Отказ от неограниченного насилия давал поколению шестидесятников возможность не становиться ни жертвами, ни палачами. Шестидесятники – это не определение возраста, а общая среда и общие ценности целого поколения. Большинство представителей этого “клуба единомышленников” были интеллигентами и либералами, часто “западниками”, но всегда – антисталинистами. Они держались вместе и искали подобных себе. Многие из них вышли из семей старых большевиков, расстрелянных или погибших в лагерях. Стремление восстановить справедливость, вернуть родным доброе имя и продолжить их дело – вот один из главных мотивов, одна из главных мотиваций их жизни.
Пытаясь, так сказать, “обрести корни”, молодые журналисты эпохи перестройки часто обращались за советами к шестидесятникам, но уже несколько лет спустя, как это нередко случается между “отцами и детьми”, они стали отвергать и осмеивать своих предшественников.
Отблеск костра
На каждом человеке лежит отблеск истории. Одних он опаляет жарким и грозным светом, на других едва заметен, чуть теплится, но он существует на всех. История полыхает, как громадный костер, и каждый из нас бросает в него свой хворост.
Юрий Трифонов, “Отблеск костра”, 1965[18]
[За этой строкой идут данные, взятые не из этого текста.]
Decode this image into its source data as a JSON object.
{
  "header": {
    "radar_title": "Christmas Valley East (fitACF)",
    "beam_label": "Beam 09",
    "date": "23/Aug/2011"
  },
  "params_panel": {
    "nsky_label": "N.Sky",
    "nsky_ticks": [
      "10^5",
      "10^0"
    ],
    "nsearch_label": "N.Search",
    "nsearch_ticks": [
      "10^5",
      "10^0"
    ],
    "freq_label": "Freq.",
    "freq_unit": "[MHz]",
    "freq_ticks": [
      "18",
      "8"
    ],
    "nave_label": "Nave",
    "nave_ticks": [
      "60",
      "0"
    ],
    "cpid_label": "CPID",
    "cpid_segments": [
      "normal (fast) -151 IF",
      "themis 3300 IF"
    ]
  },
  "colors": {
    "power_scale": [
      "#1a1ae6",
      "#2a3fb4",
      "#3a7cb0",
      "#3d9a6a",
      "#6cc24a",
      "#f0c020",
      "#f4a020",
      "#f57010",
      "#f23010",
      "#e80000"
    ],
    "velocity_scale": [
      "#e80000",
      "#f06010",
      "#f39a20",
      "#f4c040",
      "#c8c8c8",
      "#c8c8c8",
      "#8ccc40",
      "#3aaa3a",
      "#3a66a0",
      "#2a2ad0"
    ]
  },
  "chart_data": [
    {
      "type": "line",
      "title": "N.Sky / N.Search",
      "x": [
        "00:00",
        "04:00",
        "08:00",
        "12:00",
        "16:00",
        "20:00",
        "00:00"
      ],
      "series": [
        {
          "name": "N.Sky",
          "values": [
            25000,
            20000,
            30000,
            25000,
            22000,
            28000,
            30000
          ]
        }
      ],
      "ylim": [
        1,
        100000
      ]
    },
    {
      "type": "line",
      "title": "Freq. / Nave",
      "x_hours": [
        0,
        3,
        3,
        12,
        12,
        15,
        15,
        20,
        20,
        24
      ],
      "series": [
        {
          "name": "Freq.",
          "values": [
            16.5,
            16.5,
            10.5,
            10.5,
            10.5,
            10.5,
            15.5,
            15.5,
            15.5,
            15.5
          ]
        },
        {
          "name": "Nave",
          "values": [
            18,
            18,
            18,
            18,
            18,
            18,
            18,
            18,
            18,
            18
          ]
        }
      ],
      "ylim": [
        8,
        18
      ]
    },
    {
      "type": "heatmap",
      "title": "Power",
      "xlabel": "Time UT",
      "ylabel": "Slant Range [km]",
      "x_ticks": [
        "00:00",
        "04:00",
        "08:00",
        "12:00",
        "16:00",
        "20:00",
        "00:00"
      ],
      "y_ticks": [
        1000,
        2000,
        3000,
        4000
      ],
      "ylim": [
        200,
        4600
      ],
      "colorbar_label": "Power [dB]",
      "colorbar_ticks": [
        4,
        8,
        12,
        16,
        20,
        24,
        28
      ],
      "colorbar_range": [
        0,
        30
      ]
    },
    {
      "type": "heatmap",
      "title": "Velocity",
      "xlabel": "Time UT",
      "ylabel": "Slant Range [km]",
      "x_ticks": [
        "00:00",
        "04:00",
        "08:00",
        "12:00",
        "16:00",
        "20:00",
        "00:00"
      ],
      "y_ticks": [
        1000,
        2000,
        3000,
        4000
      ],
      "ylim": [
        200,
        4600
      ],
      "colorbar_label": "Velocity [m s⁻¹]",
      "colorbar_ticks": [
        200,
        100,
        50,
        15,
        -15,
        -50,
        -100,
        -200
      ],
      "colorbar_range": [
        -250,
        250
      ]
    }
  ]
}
Картонная папка с личным делом Егора Яковлева; на ней – стандартная фотография, какие делались на советский паспорт: серьезное лицо советского человека в темном костюме и очках в роговой оправе. “Яковлев, Егор Владимирович, 1930-го года рождения, член Коммунистической партии с 1953 года. В 1954 году окончил Московский историко-архивный институт. Пишет статьи о партийной пропаганде, о развитии СССР и коммунистической этике; уделяет особое внимание ленинской тематике”. Затем – стандартная характеристика: “политически грамотен, морально устойчив, идеологически выдержан”[19].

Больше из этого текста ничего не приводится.